Do not use contact fields for spam, harassment, or discriminatory targeting.
Limitations
- HUD can change field definitions, update cadence, or ArcGIS service behavior.
- Some management contact fields are blank for some records.
includeRawexposes many source fields and may require downstream schema handling.- Contract fields are summarized from source columns; they are not a separate contract-history dataset.
- The actor returns records available in the public layer at run time.
Troubleshooting
Why did my run return zero properties?
Your filters may be too narrow. Remove optional filters such as city, ZIP, category, or contract dates and try a state-only run first.
Why are some fields null?
HUD uses nullable and sentinel values in the source data. The actor converts empty strings, N/A, and -4 style sentinel values to null so downstream exports are easier to use.

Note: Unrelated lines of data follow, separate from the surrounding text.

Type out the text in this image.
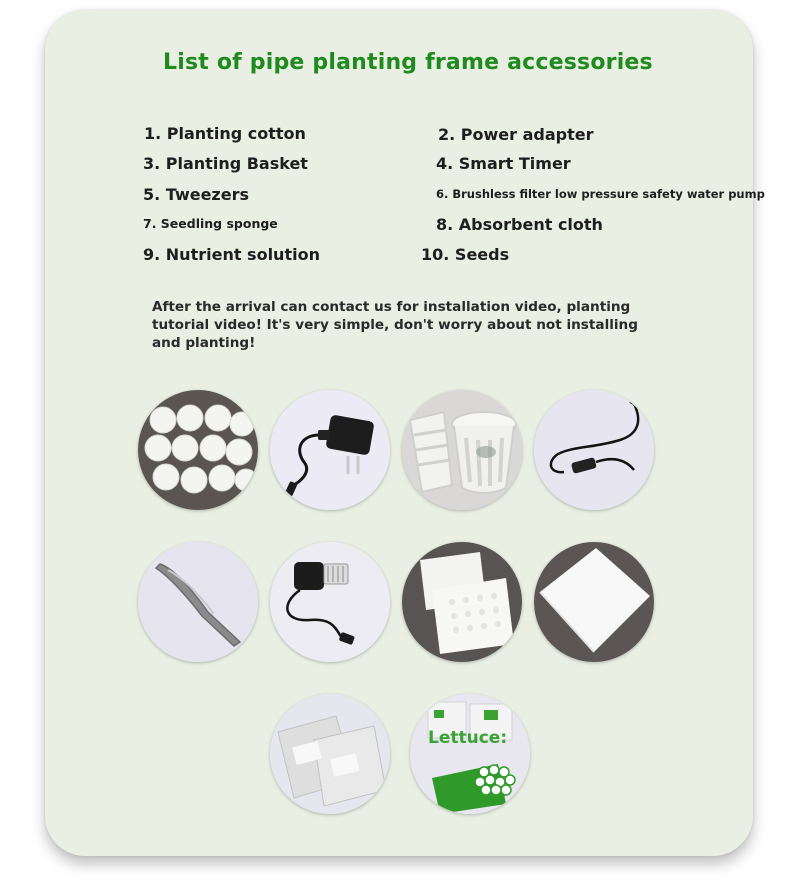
List of pipe planting frame accessories
1. Planting cotton	2. Power adapter
3. Planting Basket	4. Smart Timer
5. Tweezers	6. Brushless filter low pressure safety water pump
7. Seedling sponge	8. Absorbent cloth
9. Nutrient solution	10. Seeds
After the arrival can contact us for installation video, planting tutorial video! It's very simple, don't worry about not installing and planting!
Lettuce:
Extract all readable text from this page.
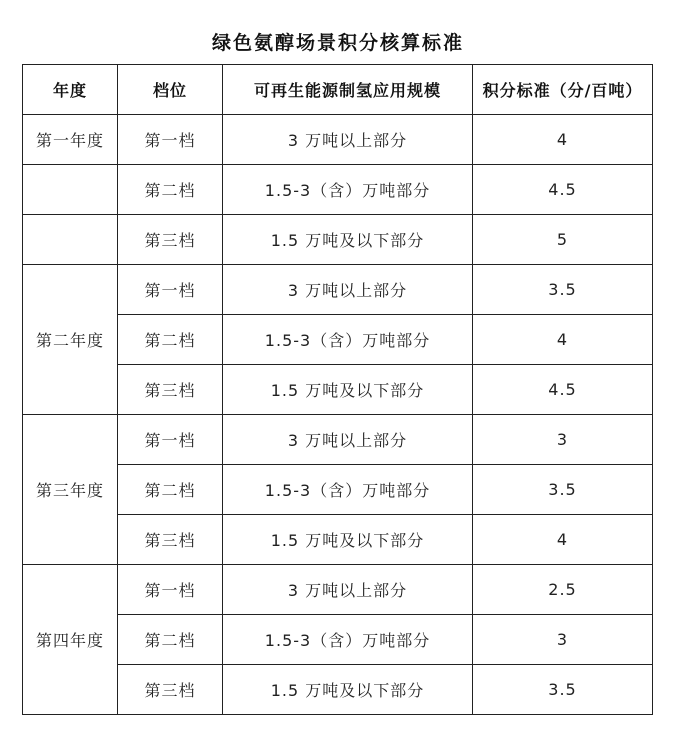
绿色氨醇场景积分核算标准
年度	档位	可再生能源制氢应用规模	积分标准（分/百吨）
第一年度	第一档	3 万吨以上部分	4
	第二档	1.5-3（含）万吨部分	4.5
	第三档	1.5 万吨及以下部分	5
第二年度	第一档	3 万吨以上部分	3.5
	第二档	1.5-3（含）万吨部分	4
	第三档	1.5 万吨及以下部分	4.5
第三年度	第一档	3 万吨以上部分	3
	第二档	1.5-3（含）万吨部分	3.5
	第三档	1.5 万吨及以下部分	4
第四年度	第一档	3 万吨以上部分	2.5
	第二档	1.5-3（含）万吨部分	3
	第三档	1.5 万吨及以下部分	3.5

Why is the raw output so wide?
includeRaw adds the full HUD attributes object, which has hundreds of fields. Disable it for normal exports.
Related scrapers
Other Automation Labs actors may be useful for adjacent real-estate and public-record workflows:
- https://apify.com/automation-lab/google-maps-lead-finder
- https://apify.com/automation-lab/zillow-scraper
- https://apify.com/automation-lab/realtor-scraper
FAQ
Can I scrape all HUD assisted multifamily properties nationwide?

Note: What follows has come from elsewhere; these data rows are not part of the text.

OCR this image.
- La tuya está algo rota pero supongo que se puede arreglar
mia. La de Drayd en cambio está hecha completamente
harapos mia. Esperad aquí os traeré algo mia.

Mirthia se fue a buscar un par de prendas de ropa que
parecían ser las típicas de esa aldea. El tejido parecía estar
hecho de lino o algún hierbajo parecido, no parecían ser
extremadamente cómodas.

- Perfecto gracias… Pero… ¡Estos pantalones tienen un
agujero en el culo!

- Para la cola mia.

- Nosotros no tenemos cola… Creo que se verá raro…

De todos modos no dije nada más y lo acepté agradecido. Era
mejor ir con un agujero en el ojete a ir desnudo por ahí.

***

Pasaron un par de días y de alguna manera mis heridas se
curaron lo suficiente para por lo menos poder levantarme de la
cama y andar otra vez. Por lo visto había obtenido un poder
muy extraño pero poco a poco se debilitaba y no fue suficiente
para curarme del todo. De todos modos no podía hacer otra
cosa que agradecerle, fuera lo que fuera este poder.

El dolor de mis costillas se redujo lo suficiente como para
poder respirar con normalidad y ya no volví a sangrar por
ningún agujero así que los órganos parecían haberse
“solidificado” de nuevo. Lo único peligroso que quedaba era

Yes. Leave geography filters empty and raise maxItems. For first tests, use a smaller maxItems value to confirm the output shape.
Does this require a proxy?
No. The source is a public ArcGIS FeatureServer and the actor is HTTP/API based.
Does this include tenant-level data?
No. The actor outputs property-level public HUD fields, not tenant records.
Can I schedule recurring exports?
Yes. Use Apify schedules to run the actor daily, weekly, or monthly and export the dataset to your preferred integration.
Can I get the original HUD fields?
Yes. Set includeRaw to true to include the full raw attributes object for each property.
Changelog
- Initial version: public HUD ArcGIS extraction with geography, program, risk, unit-count, and contract-expiration filters.